Friday, after my morning shower, I walked out of the bathroom to my husband standing in the doorway waiting for me. Although he rarely cries, his eyes looked full of pain. He said, “did you hear…. baby… text… did you…”

Although he never got the words out, my brain started to slowly knit the pieces together of what he was trying to say. Sadly, I realized our very beloved family member had just lost her baby at 36 weeks in utero. 

My chest tightened, I felt sick and numb at the same time. This was devastating news.  After catching my breath, I opened my calendar for the day. First, I stared at my calendar full of client meetings. Then, knowing there was nothing I could “do” to support her at the moment, I figured it would be best to get to work and distract myself. 

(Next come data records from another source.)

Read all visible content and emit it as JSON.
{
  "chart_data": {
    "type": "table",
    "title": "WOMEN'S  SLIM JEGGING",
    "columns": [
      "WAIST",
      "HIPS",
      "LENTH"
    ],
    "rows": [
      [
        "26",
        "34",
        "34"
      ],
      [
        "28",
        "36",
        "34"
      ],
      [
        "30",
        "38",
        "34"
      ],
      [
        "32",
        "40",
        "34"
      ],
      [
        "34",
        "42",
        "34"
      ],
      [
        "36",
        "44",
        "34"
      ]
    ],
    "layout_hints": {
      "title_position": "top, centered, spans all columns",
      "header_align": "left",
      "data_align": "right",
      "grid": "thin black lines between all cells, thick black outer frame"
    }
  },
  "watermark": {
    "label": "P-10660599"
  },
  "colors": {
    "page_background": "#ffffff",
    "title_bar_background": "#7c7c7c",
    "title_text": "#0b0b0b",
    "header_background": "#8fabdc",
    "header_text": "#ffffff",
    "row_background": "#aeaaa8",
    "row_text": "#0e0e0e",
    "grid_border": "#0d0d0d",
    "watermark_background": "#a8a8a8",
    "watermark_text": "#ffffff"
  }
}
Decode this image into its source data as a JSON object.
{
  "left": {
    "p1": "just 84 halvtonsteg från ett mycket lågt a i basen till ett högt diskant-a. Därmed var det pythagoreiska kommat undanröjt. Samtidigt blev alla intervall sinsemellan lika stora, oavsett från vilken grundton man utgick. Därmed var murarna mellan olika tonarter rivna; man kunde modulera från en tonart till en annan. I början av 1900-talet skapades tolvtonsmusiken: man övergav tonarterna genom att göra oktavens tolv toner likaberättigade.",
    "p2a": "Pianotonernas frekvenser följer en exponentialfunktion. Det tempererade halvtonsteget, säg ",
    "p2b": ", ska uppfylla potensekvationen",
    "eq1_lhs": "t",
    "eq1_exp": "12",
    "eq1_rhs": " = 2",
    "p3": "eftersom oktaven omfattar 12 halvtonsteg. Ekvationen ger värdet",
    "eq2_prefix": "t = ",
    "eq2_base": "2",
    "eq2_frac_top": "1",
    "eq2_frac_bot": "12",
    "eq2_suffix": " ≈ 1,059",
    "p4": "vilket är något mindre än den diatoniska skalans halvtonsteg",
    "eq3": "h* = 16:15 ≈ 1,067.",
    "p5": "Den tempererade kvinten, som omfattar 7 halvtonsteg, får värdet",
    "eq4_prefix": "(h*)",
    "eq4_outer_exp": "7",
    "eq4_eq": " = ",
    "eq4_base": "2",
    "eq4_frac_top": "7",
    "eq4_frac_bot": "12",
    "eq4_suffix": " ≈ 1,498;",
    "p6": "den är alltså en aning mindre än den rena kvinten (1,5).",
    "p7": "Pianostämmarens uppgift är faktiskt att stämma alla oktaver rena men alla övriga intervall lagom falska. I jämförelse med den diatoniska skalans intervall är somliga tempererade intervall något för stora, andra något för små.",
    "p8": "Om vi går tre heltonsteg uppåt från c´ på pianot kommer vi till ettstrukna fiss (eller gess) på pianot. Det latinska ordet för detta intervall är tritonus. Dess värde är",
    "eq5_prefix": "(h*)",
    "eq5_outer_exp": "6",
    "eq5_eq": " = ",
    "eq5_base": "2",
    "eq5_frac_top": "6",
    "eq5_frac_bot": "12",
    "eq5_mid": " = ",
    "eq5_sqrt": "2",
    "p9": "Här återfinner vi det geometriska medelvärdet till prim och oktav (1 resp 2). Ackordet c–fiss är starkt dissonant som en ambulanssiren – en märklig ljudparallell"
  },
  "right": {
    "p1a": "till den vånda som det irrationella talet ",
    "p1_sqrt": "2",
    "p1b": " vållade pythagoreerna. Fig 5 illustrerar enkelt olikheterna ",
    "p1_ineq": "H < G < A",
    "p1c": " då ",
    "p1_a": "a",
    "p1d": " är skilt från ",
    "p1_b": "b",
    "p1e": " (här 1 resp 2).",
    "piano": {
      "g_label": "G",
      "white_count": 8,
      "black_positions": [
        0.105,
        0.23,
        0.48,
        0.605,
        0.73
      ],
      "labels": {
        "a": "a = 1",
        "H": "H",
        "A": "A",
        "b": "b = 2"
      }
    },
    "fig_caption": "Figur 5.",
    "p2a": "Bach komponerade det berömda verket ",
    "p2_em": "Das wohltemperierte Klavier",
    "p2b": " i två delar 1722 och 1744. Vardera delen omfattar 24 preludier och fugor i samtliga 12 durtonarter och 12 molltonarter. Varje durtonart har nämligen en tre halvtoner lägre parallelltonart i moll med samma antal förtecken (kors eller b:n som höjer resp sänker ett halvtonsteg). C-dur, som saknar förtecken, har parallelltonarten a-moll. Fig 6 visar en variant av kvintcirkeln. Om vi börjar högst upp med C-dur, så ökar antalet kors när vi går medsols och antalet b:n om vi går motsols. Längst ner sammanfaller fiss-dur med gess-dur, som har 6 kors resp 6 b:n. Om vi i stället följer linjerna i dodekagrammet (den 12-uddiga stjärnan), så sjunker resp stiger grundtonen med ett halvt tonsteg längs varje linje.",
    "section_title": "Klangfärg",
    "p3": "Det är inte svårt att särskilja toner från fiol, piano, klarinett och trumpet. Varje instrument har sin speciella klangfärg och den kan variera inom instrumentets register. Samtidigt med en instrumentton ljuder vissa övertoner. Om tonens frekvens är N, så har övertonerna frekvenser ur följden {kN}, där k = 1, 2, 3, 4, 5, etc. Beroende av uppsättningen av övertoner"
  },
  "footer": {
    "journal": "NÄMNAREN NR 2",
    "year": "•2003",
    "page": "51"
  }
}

But my work-life wisdom was not going to allow that. My wisdom kept saying it wasn’t right for me to work. My wisdom was telling me to take time to really process this sadness, not for her, but for me. I felt for everyone who would not meet this important family member. My wisdom told me I needed to feel the impact of this regardless of how painful it was and regardless of how powerless I felt. 

I wrote to my clients and explained our family had suffered a loss. And, of course, they were kind and gracious.

Friday, I took the day off to allow myself to feel this. I allowed myself to be impacted. I allowed myself to NOT “do something” in my effort to avoid “feeling something.” 

And I spent the day with my husband, taking things slow. We had a beautiful lunch together at our favorite restaurant. We tried to take a picture, but our smiles looked contorted and fake. We sat and talked about it and how sad we were. I also spent time on the phone talking to two close friends sharing how much it hurt.

The next day I had an ah-ha moment. 

In previous years, when I would just “use work as a distraction” to avoid feeling a painful emotion, I’d often come home, overeat, have more wine than planned, scroll social media and the news for hours, and have a terrible sleep. I’d be processing so much behind the scenes I wasn’t present for those around me. 

As a result, I’d never really feel the emotions of pain or loss; I’d be “too busy” to stop and think about it. But the impact of not feeling was tragic…each time I’d be “too busy” for these difficult emotions, I’d feel the anxiety stack up, and the need to numb myself would become more urgent. The next day, I’d be working from a deficit, and then another day, another deficit, and then another. 

This time, I permitted myself to take time away from work to feel this deep sadness. Friday night, I was present with my children and present for my life, although I continued to feel the sadness simultaneously. Somehow, I was able to be available for all of it without added anxiety or the desire to escape it all. 

You might say this is work-life balance. I say it’s so much more than that.